L’éducation fonctionne à Ndele malgré de nombreuses années de violences. L’éducation des filles qui reste un défi dans cette préfecture s’améliore depuis presque trois ans.

Dit-on souvent qu’éduquer une fille c’est éduquer une nation. Mais dans la préfecture de Bamingui Bangoran, plusieurs défis restent à relever même si les signaux sont encourageants. Ce mercredi 20  octobre 2021, deux jours après le lancement officiel de la rentrée scolaire, cette rentrée reste pourtant timide à Ndele. Une quinzaine d’élèves sont venus se renseigner sur l’emploi du temps, parmi eux au moins cinq filles.

Des pesanteurs sociaux-culturels sur les filles.

A l’âge de 12 ans, les filles sont généralement données au mariage. Les parents pensent gagner en donnant leurs filles au mariage qu’en les envoyant à l’école. Un stéréotype que des acteurs de l’éducation combattent dans la région, qui n’est pourtant pas l’unique du pays à connaitre cette pratique.

Dans la préfecture de Bamingui-Bangoran, 71 écoles existent. Un seul lycée, malheureusement pas de collège. Un autre frein pour l’éducation dans son ensemble et pour la scolarisation des filles qui résident dans les communes lointaines. Difficile de parcourir plusieurs dizaine de kilomètres, où d’habiter à Ndele centre sans ses parents afin d’avoir accès à l’éducation après le cycle de l’école primaire. Elles s’arrêtent pour la plupart là.

Au moins 700 filles sur 2110 élèves au lycée

L’année dernière, le lycée de Ndele a enregistré 700 filles sur les 2110 élèves.  Amadou Kamassour, proviseur du lycée de Ndele a dévoilé sa politique qui consiste à encourager les filles à fréquenter massivement. « Dès ma nomination comme proviseur en 2019, ma première politique était d’encourager la scolarisation des filles. Nous avons sensibilisé des filles déscolarisées à reprendre le chemin de l’école, en payant juste les redevances scolaires. L’année dernière, nous avions eu beaucoup des filles. Au baccalauréat, elles sont 21 filles à composer et c’est une première  », a expliqué le proviseur.

Cependant, le lycée de Ndele souffre du manque des enseignants qualifiés : 4 titulaires pour 2110 élèves. Ce lycée ne compte qu’une seule série A4’. Un arrêté tente d’ouvrir les séries B, C et D. C’est pourquoi, la pression est encore forte en termes d’enseignants titulaires pour couvrir ces séries, nouvellement créées.

L’inspection académique du nord-est voit en général une faible scolarisation des filles. « Beaucoup des filles pensent qu’elles sont faites pour rester à la maison faire des enfants.
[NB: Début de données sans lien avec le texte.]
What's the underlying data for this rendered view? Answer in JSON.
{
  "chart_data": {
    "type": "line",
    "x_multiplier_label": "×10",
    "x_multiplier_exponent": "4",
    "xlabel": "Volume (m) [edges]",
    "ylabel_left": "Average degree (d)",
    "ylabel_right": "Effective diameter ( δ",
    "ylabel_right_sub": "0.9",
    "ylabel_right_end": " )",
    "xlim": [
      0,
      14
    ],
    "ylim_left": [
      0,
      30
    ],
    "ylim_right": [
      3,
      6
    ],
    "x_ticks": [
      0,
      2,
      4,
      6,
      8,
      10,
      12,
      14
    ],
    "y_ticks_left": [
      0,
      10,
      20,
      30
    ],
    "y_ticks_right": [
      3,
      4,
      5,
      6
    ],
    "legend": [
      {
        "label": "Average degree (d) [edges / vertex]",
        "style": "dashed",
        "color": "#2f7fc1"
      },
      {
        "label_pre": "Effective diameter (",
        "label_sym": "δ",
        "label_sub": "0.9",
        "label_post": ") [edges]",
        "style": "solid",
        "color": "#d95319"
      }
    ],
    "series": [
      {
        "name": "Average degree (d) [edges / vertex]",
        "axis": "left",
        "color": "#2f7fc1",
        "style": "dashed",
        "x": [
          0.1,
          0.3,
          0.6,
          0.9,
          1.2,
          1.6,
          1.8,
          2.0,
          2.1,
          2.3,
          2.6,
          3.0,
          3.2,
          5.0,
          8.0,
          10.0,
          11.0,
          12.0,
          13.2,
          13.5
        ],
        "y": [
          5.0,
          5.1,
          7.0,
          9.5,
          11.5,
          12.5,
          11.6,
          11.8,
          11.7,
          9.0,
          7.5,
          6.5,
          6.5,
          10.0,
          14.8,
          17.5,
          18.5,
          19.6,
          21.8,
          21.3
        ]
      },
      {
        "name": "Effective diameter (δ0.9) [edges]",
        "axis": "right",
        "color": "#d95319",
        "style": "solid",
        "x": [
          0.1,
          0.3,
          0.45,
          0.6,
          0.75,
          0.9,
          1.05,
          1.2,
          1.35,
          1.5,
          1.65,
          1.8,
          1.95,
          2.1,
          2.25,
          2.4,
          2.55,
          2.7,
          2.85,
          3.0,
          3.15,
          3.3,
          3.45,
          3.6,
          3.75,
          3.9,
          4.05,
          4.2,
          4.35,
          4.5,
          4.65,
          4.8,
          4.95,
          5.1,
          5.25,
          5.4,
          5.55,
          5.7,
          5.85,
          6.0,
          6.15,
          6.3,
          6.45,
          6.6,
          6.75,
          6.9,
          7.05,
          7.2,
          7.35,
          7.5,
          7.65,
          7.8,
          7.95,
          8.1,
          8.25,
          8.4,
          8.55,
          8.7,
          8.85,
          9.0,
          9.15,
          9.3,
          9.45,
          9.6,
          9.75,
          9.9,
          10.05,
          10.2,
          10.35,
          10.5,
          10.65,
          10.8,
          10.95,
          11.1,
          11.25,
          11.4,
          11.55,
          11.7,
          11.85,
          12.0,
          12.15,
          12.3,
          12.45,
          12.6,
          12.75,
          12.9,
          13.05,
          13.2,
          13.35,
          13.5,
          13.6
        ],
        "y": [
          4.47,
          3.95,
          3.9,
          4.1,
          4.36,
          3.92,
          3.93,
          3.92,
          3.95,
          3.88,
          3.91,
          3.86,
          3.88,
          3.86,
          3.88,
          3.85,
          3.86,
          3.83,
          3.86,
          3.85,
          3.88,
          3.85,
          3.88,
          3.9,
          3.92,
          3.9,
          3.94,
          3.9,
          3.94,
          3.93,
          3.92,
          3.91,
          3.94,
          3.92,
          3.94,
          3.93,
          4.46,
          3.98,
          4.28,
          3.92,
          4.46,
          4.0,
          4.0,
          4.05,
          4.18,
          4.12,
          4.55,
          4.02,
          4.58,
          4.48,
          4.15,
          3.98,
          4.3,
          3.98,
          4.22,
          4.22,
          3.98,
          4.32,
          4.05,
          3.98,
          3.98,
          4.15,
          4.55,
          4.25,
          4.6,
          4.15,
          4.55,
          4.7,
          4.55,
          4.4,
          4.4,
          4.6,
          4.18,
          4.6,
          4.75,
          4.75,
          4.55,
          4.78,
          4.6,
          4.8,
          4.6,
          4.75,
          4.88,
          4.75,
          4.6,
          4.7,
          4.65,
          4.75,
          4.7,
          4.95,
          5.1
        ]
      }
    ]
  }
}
C’est une idée à ne pas encourager. Les filles doivent aller à l’école normalement comme les garçons. Peu avant la rentrée scolaire, la Minusca a organisé une grande sensibilisation pour encourager la scolarisation des filles à l’occasion de la journée internationale de la fille. Nous espérons bien que cela portera des fruits cette année», a indiqué l’Inspecteur d’Académie du nord-est, Victor Soumai.

Selon l’inspecteur, l’éducation a bien fonctionné dans sa zone, car les forces de la Minusca  aux côtés des forces nationales sont là pour protéger la population. « Il n’y a pas d’école sans la sécurité. Si nous avons réussi à passer tous les examens, c’est grâce à la sécurité instaurée par les Forces de Défense et de Sécurité avec l’appui de la Minusca. Rien ne bloque le système éducatif », a-t-il témoigné.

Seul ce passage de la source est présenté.